Greg Kelly of East Kilbride and Krishawn Aiken of Kilbarchan AAC in 200m action at Meadowmill (photo by Bobby Gavin)
By Peter Jardine, Head of Communications
QUESTION: How do you escape a global pandemic?
ANSWER: By competing and volunteering in a field (and track) on the Battle of Prestonpans site next to the Forth Estuary in East Lothian, that’s how.
Nine days of 4J Studios National Open Series track and field action concluded on Sunday at Meadowmill.
Of course, fully escaping Covid-19 is well nigh impossible in any walk of life now and a number of restrictions applied and protocols observed.
But the over-riding emotions for all who attended over the weekend were relief, enjoyment and gratitude as a feelgood factor returned to the sport we all love.
It was writ large across faces – from athletes, to coaches, to Officials to parents and chaperones – and the sense of achievement was palpable.
Taking to the track . . . 1500m races were staged for the first time this summer in Scotland on Sunday (photo by Bobby Gavin)
‘I think the 4J Studios National Open Series has been a big success and everyone involved can feel a great deal of pride at having been a part of it,’ said Leslie Roy, Convenor of our Track and Field Commission.
‘I think the very first weekend at Meadowmill then everyone was a little nervous about how things would go – certainly the Officials felt that way.
‘But after that I think everyone has embraced the whole experience.
As a venue, it was the only one available at the time and as it turned out the set-up at Meadowmill worked really well for what we wanted to do in terms of the flow of people and restricting numbers. The first weekend it was just three athletes per event competing at one time.
‘When you look back to May and June then it really looked like there would not be a 2020 track and field season at all. Then the decision was made to cancel the Scottish Championships and then we had to delay open meetings set up for August 8/9.
‘So there have been problems, difficulties, challenges all the way along the line and that’s why it feels like a very good achievement to have put on nine days of competition in such a short period of time.
‘Many people have contributed to that and one thing I feel has been great has been to see athletes landing PBs. We’ve seen that across many of the events and many age groups and it gives encouragement as we look ahead.’
High jump action from Saturday at Meadowmill (photo by Bobby Gavin)
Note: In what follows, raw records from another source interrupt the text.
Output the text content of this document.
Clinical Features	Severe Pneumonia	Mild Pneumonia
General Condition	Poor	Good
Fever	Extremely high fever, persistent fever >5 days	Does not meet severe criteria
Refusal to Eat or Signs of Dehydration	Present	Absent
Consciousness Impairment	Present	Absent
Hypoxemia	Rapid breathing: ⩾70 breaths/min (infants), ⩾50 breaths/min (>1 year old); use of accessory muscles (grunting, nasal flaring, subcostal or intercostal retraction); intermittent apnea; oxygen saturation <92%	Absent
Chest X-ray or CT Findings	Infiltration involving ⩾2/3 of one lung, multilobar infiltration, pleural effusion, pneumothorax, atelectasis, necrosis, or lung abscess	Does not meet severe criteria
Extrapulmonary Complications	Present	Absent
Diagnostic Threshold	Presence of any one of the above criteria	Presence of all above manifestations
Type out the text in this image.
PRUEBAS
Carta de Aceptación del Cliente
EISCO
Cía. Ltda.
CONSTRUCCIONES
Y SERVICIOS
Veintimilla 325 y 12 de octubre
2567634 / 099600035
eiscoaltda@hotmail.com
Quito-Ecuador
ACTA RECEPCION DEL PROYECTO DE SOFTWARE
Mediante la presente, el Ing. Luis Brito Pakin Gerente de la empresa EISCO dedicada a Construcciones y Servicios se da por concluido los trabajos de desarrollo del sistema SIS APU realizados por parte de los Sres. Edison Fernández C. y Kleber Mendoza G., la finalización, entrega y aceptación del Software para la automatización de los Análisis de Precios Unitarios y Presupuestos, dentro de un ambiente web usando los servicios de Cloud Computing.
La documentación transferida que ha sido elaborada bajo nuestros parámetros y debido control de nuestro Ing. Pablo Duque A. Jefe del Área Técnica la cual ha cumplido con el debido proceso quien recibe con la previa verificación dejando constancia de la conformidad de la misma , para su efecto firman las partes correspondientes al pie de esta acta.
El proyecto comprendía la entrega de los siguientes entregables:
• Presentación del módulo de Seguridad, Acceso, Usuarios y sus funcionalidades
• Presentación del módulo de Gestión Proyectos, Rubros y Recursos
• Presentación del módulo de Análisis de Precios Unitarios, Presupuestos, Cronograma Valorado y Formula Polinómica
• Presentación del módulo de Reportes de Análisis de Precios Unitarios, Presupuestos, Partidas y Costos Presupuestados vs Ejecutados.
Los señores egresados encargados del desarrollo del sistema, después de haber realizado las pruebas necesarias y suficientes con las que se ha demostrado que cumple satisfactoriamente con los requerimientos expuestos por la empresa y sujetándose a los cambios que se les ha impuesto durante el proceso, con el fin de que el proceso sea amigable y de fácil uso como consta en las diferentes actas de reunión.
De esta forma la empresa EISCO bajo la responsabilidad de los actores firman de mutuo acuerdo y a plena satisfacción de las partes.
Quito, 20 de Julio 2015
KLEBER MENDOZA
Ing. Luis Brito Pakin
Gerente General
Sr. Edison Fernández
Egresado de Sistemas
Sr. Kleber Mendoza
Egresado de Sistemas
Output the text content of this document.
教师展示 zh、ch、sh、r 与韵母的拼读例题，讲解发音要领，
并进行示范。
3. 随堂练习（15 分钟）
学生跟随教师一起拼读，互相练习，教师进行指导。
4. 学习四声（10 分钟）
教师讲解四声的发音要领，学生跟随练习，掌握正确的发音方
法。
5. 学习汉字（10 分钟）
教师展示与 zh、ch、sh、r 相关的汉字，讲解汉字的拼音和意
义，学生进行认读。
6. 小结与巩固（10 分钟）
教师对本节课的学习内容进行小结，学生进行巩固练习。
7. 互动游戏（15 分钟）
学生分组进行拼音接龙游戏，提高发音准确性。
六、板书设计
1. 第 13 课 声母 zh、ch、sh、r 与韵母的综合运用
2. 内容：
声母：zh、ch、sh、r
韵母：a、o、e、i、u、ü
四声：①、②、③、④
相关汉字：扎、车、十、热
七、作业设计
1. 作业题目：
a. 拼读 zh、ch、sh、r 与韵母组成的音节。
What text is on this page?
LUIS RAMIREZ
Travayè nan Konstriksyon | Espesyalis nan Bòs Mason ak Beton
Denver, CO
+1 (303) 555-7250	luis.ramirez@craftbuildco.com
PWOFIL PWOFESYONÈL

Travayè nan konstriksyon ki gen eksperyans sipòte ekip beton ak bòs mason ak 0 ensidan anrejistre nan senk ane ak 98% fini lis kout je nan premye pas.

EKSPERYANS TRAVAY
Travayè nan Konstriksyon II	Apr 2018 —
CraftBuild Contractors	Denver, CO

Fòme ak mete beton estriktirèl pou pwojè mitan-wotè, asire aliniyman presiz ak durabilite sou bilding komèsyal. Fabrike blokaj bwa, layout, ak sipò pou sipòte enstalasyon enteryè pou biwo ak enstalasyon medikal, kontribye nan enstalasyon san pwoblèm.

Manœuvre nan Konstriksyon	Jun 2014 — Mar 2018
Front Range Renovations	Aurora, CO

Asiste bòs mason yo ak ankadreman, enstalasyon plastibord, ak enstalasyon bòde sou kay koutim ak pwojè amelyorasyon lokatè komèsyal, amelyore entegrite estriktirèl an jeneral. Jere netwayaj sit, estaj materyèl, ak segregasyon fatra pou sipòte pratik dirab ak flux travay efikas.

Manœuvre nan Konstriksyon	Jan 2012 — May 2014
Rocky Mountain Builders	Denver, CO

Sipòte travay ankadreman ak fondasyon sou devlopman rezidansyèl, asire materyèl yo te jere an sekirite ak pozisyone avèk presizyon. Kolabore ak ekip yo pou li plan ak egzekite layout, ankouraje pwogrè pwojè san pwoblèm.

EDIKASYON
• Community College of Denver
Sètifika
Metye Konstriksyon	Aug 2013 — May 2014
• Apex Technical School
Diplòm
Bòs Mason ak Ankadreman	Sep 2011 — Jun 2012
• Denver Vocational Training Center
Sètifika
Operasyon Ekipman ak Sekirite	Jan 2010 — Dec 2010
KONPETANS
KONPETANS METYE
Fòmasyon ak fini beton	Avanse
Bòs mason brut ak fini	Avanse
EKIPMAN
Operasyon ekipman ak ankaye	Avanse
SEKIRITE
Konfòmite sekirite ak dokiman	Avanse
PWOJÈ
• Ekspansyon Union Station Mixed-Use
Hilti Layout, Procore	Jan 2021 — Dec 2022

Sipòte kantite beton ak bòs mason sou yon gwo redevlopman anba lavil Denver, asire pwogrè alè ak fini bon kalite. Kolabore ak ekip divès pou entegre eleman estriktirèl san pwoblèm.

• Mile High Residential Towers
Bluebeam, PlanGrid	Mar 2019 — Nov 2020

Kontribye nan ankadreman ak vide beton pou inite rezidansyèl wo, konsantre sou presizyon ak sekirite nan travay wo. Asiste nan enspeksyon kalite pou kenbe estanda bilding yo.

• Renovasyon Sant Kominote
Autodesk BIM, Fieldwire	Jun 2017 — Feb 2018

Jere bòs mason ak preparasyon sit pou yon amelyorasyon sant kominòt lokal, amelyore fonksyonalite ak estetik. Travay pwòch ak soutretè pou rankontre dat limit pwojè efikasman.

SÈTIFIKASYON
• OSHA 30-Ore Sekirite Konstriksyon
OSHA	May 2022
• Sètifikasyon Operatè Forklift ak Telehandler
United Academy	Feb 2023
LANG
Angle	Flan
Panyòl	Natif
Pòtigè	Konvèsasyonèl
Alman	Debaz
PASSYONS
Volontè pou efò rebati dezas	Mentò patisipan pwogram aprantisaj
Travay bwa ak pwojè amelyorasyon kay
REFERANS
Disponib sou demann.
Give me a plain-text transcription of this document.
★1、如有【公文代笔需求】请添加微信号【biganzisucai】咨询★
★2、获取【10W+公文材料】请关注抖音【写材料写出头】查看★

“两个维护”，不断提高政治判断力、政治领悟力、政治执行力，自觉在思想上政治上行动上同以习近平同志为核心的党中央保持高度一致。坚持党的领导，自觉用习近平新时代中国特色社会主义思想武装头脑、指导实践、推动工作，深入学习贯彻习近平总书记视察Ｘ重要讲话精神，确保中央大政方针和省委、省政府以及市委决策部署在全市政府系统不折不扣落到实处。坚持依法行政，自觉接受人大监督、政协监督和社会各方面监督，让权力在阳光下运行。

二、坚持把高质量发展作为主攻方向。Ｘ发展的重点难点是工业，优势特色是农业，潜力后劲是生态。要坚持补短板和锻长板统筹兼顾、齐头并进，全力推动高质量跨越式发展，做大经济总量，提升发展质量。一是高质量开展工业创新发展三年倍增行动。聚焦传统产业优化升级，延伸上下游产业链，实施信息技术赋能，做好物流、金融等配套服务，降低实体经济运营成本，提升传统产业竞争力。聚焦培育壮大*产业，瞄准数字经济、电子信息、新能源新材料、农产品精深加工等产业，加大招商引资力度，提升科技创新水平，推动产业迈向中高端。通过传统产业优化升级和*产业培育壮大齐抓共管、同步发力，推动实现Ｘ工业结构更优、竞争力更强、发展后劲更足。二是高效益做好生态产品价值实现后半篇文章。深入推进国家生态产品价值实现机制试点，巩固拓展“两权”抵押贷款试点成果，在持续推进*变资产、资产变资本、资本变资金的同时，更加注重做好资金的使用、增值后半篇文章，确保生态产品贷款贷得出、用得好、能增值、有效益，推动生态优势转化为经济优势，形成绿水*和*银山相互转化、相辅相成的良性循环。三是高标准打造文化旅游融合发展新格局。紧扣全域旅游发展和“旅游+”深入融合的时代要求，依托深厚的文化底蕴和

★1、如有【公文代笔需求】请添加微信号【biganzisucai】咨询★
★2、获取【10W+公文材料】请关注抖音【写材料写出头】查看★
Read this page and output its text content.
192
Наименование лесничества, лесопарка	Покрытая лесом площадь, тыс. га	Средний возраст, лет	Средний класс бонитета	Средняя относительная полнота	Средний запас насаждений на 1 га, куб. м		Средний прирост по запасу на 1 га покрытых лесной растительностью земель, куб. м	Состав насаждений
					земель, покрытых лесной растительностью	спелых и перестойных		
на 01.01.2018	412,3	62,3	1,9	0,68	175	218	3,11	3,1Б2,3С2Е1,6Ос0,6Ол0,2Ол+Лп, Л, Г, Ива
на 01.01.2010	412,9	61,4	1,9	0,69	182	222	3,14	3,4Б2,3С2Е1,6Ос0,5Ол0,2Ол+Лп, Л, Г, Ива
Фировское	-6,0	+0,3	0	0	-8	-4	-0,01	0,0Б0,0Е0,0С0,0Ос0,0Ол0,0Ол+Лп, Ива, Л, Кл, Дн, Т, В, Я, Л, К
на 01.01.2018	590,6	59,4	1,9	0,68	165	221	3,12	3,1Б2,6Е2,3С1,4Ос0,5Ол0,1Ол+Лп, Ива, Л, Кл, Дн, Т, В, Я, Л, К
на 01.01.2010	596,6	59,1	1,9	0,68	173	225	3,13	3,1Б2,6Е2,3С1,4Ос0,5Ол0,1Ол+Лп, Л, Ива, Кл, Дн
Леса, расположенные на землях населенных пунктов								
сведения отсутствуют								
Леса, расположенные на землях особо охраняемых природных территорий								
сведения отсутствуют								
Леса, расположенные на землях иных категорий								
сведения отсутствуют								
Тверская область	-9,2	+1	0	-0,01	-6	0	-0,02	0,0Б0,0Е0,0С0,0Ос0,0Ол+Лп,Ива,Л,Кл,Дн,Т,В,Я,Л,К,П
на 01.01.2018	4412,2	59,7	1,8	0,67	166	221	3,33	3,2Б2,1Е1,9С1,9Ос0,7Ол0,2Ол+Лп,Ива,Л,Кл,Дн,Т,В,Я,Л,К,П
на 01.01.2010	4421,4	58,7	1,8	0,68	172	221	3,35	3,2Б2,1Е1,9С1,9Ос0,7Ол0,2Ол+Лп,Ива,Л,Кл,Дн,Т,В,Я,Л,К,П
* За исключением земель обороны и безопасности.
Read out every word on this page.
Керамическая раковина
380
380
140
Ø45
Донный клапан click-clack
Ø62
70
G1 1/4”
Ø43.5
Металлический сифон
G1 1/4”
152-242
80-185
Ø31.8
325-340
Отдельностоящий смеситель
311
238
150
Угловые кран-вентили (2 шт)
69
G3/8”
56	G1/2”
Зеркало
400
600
In point of fact, the nine days of Open Series events is one more day than a ‘normal’ National Championship Series delivered by scottishathletics and our Officials – the Age Groups, Seniors, Combined Events and Masters, SUPERteams and Relays are usually offered over eight days.
Sprinter Greg Kelly, the Scotland international from East Kilbride AC, was quick to offer thanks on behalf of athletes.
‘As athletes we just feel grateful the 4J Studios National Open Series happened,’ he said.
‘Looking back, and from the outside, I can see now how in early or mid-August it would have been a very easy decision – a very simple decision – for Scottish Athletics and the Officials to have scrapped the whole season. I’m sure it could have been written off given the work required to put events on and the issues over venues and so on.
‘Instead it has been salvaged and I think a lot of people will be happy they managed to do something in 2020 and post some kind of performance.
‘Meadowmill hasn’t been an issue for me because I think during lockdown a lot of us have been training on grass so the big warm-up area there has worked well.
‘The conditions haven’t been ideal but there’s nothing we can do about that in Scotland!
‘‘I’ve raced four times here now and that final 100m, my only one this season, probably felt the best. At least I feel as if I’ve done something.
‘It has been so strange because at one stage we were preparing for a July start to the season; and then for one in early August. In the end here we are in mid-September and that’s it after just two or three weeks. I will take a short break and then get into winter training in October.’
Meghan Porterfield reached 14m for the first time in the shot put (photo by Bobby Gavin)
Greg clocked 10.99 seconds for the fastest 100m run on Sunday.
Pride of place in terms of performances once again went to young thrower, Meghan Porterfield of VP-Glasgow. The shot putter improved her PB to 14.00m and that will be a new Scottish U15 Record subject to ratification.
Also in the throws, it was great to see Para athlete Graham Condie deliver a PB performance after a five-year gap.
In the triple jump, Edinburgh AC’s Bera Ajala leapt to 15.37m for the second best all-time U20 performance.
At U17 level, there were good performances by Scott Hopper (Central AC) in the javelin and Amy Kennedy (Cumbernauld AAC) in the shot.
There was 1500m action for the first (and only) time in Scotland this summer and Cambuslang athlete, Gavin Smith, took the top race in 4:09 on a day when strong winds may well have cost those athletes around 10 seconds in their 1500m runs.
So any and all PBs were to be cherished and even more so in the very odd circumstances of 2020.